Et une autre mesure visant à promouvoir le développement des compétences, les titres de compétences délivrés pour différents métiers après réussite d’une épreuve dans un centre agréé, ne risque-t-elle pas d’éloigner encore plus certains travailleurs du marché de l’emploi? Alors qu’auparavant leur CV attestait qu’ils avaient l’expérience d’un métier et qu’ils pouvaient donc l’exercer correctement malgré l’absence de diplôme, ils doivent désormais passer des tests pour démontrer qu’ils en sont réellement capables. L’obtention de ce document n’a-t-il d’ailleurs pas aussi pour conséquence de donner aux gens un label (coûteux) qui risque de les rendre trop chers pour le marché?Les entreprises ne vont-elles pas profiter de la politique de développement des compétences pour se montrer encore plus sélectives? Jusqu’il y a peu, il leur était difficile de refuser l’accès à certains postes à des personnes qui avaient obtenu des résultats dans leur job ou qui possédaient un certain diplôme. Mais aujourd’hui, elles peuvent prétendre qu’il leur manque telle ou telle compétence. La notion de ‘spontané’, par exemple, ne se prête-t-elle pas à une interprétation extrêmement large? Tout cela n’augmente-t-il donc pas la part de subjectivité et d’arbitraire?D’autre part, on peut aussi se demander tout simplement si ce sont bien les bonnes compétences qui sont validées par les employeurs et dans la société. Ainsi, les compétences qui sont considérées comme étant plutôt féminines (comme dans le domaine de l’aide aux personnes) restent financièrement sous-évaluées, tout comme les compétences manuelles. Malgré la mondialisation, le multilinguisme a lui aussi tendance à être sous-évalué dans nos contrées.

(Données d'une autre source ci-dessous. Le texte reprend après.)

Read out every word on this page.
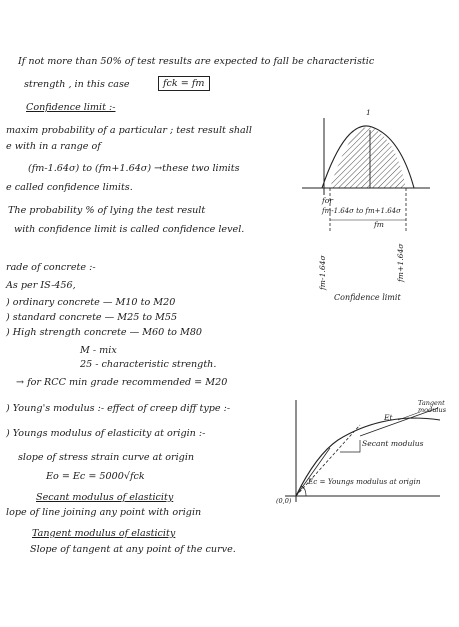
If not more than 50% of test results are expected to fall be characteristic
strength , in this case	fck = fm
Confidence limit :-
maxim probability of a particular ; test result shall
e with in a range of
(fm-1.64σ) to (fm+1.64σ) →these two limits
e called confidence limits.
The probability % of lying the test result
with confidence limit is called confidence level.
rade of concrete :-
As per IS-456,
) ordinary concrete — M10 to M20
) standard concrete — M25 to M55
) High strength concrete — M60 to M80
M - mix
25 - characteristic strength.
→ for RCC min grade recommended = M20
) Young's modulus :- effect of creep diff type :-
) Youngs modulus of elasticity at origin :-
slope of stress strain curve at origin
Eo = Ec = 5000√fck
Secant modulus of elasticity
lope of line joining any point with origin
Tangent modulus of elasticity
Slope of tangent at any point of the curve.
1
for
fm-1.64σ to fm+1.64σ
fm
fm-1.64σ	fm+1.64σ
Confidence limit
Tangent modulus
Et
Secant modulus
Ec = Youngs modulus at origin
(0,0)
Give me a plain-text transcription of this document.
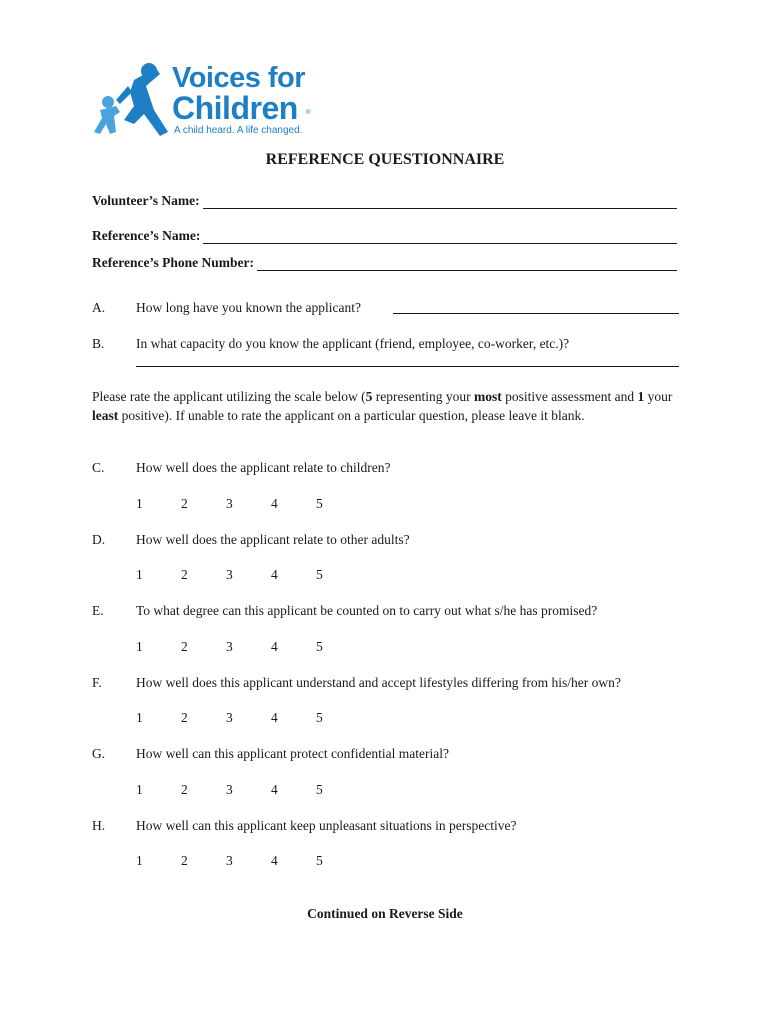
Voices for
Children ®
A child heard. A life changed.
REFERENCE QUESTIONNAIRE
Volunteer’s Name:
Reference’s Name:
Reference’s Phone Number:
A. How long have you known the applicant?
B. In what capacity do you know the applicant (friend, employee, co-worker, etc.)?
Please rate the applicant utilizing the scale below (5 representing your most positive assessment and 1 your least positive). If unable to rate the applicant on a particular question, please leave it blank.
C. How well does the applicant relate to children?
1	2	3	4	5
D. How well does the applicant relate to other adults?
1	2	3	4	5
E. To what degree can this applicant be counted on to carry out what s/he has promised?
1	2	3	4	5
F.	How well does this applicant understand and accept lifestyles differing from his/her own?
1	2	3	4	5
G. How well can this applicant protect confidential material?
1	2	3	4	5
H. How well can this applicant keep unpleasant situations in perspective?
1	2	3	4	5
Continued on Reverse Side
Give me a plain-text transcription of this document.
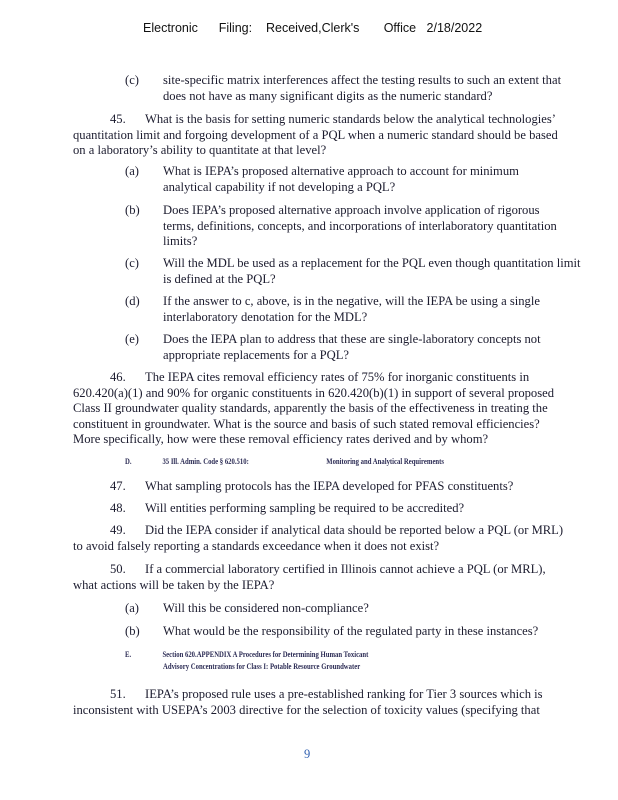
Electronic Filing: Received,Clerk's Office 2/18/2022
(c) site-specific matrix interferences affect the testing results to such an extent that
does not have as many significant digits as the numeric standard?
45. What is the basis for setting numeric standards below the analytical technologies’
quantitation limit and forgoing development of a PQL when a numeric standard should be based
on a laboratory’s ability to quantitate at that level?
(a) What is IEPA’s proposed alternative approach to account for minimum
analytical capability if not developing a PQL?
(b) Does IEPA’s proposed alternative approach involve application of rigorous
terms, definitions, concepts, and incorporations of interlaboratory quantitation
limits?
(c) Will the MDL be used as a replacement for the PQL even though quantitation limit
is defined at the PQL?
(d) If the answer to c, above, is in the negative, will the IEPA be using a single
interlaboratory denotation for the MDL?
(e) Does the IEPA plan to address that these are single-laboratory concepts not
appropriate replacements for a PQL?
46. The IEPA cites removal efficiency rates of 75% for inorganic constituents in
620.420(a)(1) and 90% for organic constituents in 620.420(b)(1) in support of several proposed
Class II groundwater quality standards, apparently the basis of the effectiveness in treating the
constituent in groundwater. What is the source and basis of such stated removal efficiencies?
More specifically, how were these removal efficiency rates derived and by whom?
D.	35 Ill. Admin. Code § 620.510:	Monitoring and Analytical Requirements
47. What sampling protocols has the IEPA developed for PFAS constituents?
48. Will entities performing sampling be required to be accredited?
49. Did the IEPA consider if analytical data should be reported below a PQL (or MRL)
to avoid falsely reporting a standards exceedance when it does not exist?
50. If a commercial laboratory certified in Illinois cannot achieve a PQL (or MRL),
what actions will be taken by the IEPA?
(a) Will this be considered non-compliance?
(b) What would be the responsibility of the regulated party in these instances?
E.	Section 620.APPENDIX A Procedures for Determining Human Toxicant
Advisory Concentrations for Class I: Potable Resource Groundwater
51. IEPA’s proposed rule uses a pre-established ranking for Tier 3 sources which is
inconsistent with USEPA’s 2003 directive for the selection of toxicity values (specifying that
9
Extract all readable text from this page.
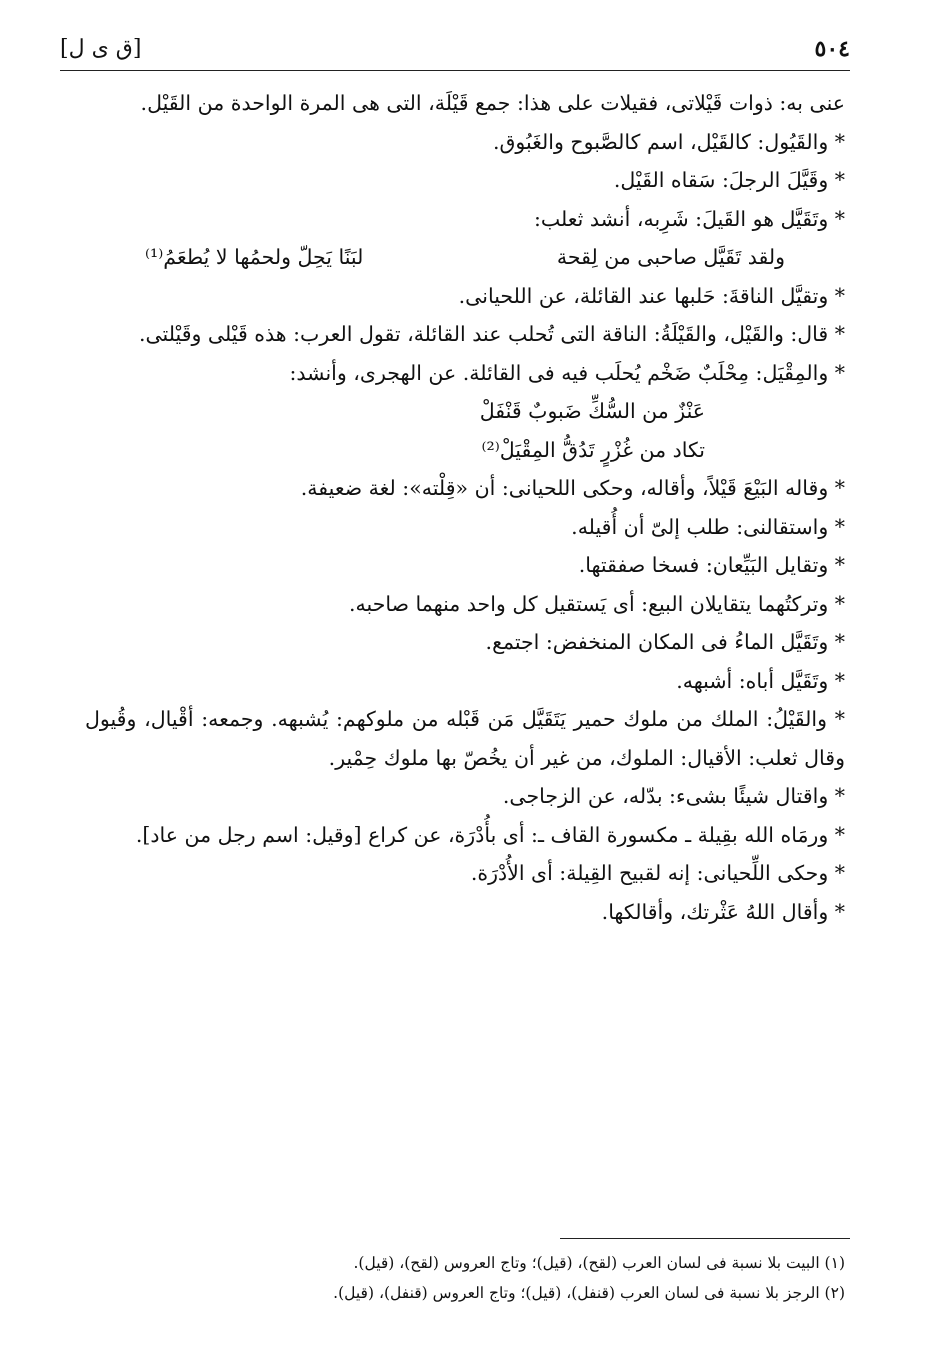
٥٠٤
[ق ى ل]

عنى به: ذوات قَيْلاتى، فقيلات على هذا: جمع قَيْلَة، التى هى المرة الواحدة من القَيْل.

* والقَيُول: كالقَيْل، اسم كالصَّبوح والغَبُوق.

* وقَيَّلَ الرجلَ: سَقاه القَيْل.

* وتَقَيَّل هو القَيلَ: شَرِبه، أنشد ثعلب:

ولقد تَقَيَّل صاحبى من لِقحة
لبَنًا يَحِلّ ولحمُها لا يُطعَمُ⁽¹⁾

* وتقيَّل الناقةَ: حَلبها عند القائلة، عن اللحيانى.

* قال: والقَيْل، والقَيْلَةُ: الناقة التى تُحلب عند القائلة، تقول العرب: هذه قَيْلى وقَيْلتى.

* والمِقْيَل: مِحْلَبٌ ضَخْم يُحلَب فيه فى القائلة. عن الهجرى، وأنشد:

عَنْزٌ من السُّكِّ ضَبوبٌ قَنْفَلْ
تكاد من غُزْرٍ تَدُقُّ المِقْيَلْ⁽²⁾

* وقاله البَيْعَ قَيْلاً، وأقاله، وحكى اللحيانى: أن «قِلْته»: لغة ضعيفة.

* واستقالنى: طلب إلىّ أن أُقيله.

* وتقايل البَيِّعان: فسخا صفقتها.

* وتركتُهما يتقايلان البيع: أى يَستقيل كل واحد منهما صاحبه.

* وتَقَيَّل الماءُ فى المكان المنخفض: اجتمع.

* وتَقَيَّل أباه: أشبهه.

* والقَيْلُ: الملك من ملوك حمير يَتَقَيَّل مَن قَبْله من ملوكهم: يُشبهه. وجمعه: أقْيال، وقُيول وقال ثعلب: الأقيال: الملوك، من غير أن يخُصّ بها ملوك حِمْير.

* واقتال شيئًا بشىء: بدّله، عن الزجاجى.

* ورمَاه الله بقِيلة ـ مكسورة القاف ـ: أى بأُدْرَة، عن كراع [وقيل: اسم رجل من عاد].

* وحكى اللِّحيانى: إنه لقبيح القِيلة: أى الأُدْرَة.

* وأقال اللهُ عَثْرتك، وأقالكها.

(١) البيت بلا نسبة فى لسان العرب (لقح)، (قيل)؛ وتاج العروس (لقح)، (قيل).

(٢) الرجز بلا نسبة فى لسان العرب (قنفل)، (قيل)؛ وتاج العروس (قنفل)، (قيل).
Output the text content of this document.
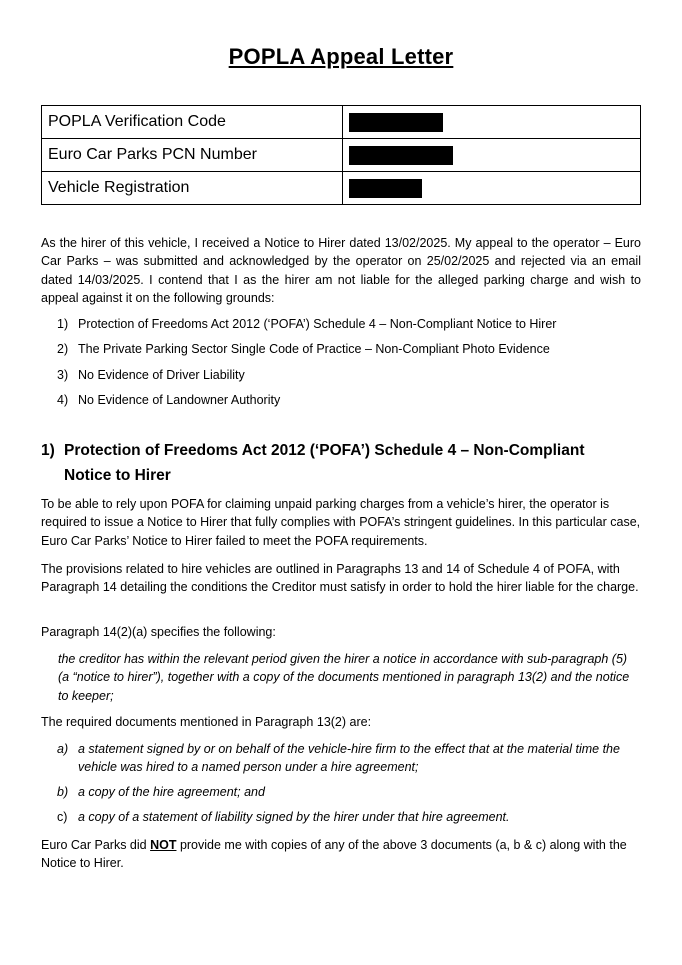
POPLA Appeal Letter
POPLA Verification Code	
Euro Car Parks PCN Number	
Vehicle Registration	

As the hirer of this vehicle, I received a Notice to Hirer dated 13/02/2025. My appeal to the operator – Euro Car Parks – was submitted and acknowledged by the operator on 25/02/2025 and rejected via an email dated 14/03/2025. I contend that I as the hirer am not liable for the alleged parking charge and wish to appeal against it on the following grounds:

1) Protection of Freedoms Act 2012 (‘POFA’) Schedule 4 – Non-Compliant Notice to Hirer
2) The Private Parking Sector Single Code of Practice – Non-Compliant Photo Evidence
3) No Evidence of Driver Liability
4) No Evidence of Landowner Authority
1) Protection of Freedoms Act 2012 (‘POFA’) Schedule 4 – Non-Compliant
Notice to Hirer

To be able to rely upon POFA for claiming unpaid parking charges from a vehicle’s hirer, the operator is required to issue a Notice to Hirer that fully complies with POFA’s stringent guidelines. In this particular case, Euro Car Parks’ Notice to Hirer failed to meet the POFA requirements.

The provisions related to hire vehicles are outlined in Paragraphs 13 and 14 of Schedule 4 of POFA, with Paragraph 14 detailing the conditions the Creditor must satisfy in order to hold the hirer liable for the charge.

Paragraph 14(2)(a) specifies the following:

the creditor has within the relevant period given the hirer a notice in accordance with sub-paragraph (5) (a “notice to hirer”), together with a copy of the documents mentioned in paragraph 13(2) and the notice to keeper;

The required documents mentioned in Paragraph 13(2) are:

a) a statement signed by or on behalf of the vehicle-hire firm to the effect that at the material time the vehicle was hired to a named person under a hire agreement;
b) a copy of the hire agreement; and
c) a copy of a statement of liability signed by the hirer under that hire agreement.

Euro Car Parks did NOT provide me with copies of any of the above 3 documents (a, b & c) along with the Notice to Hirer.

Bref, cette politique de développement des compétences ne recèle-t-elle pas plusieurs dangers: que l’on camoufle l’échec de l’enseignement, que l’on ne tienne pas compte de la distance qui sépare certaines catégories sociales du monde associatif, qu’il ne soit pas évident pour les services de placement d’évaluer des personnes, que les promotions en entreprise se fassent encore trop souvent de manière arbitraire et que les compétences féminines, manuelles et transrégionales ne soient pas suffisamment valorisées dans notre société?En soi, personne ne peut être opposé à ce que l’on incite les gens à prendre davantage conscience de ce qu’ils ont dans leur sac à dos, mais celui-ci, dans un tel climat et sur un terrain aussi accidenté, ne risque-t-il pas de devenir un poids trop lourd sur les épaules du citoyen?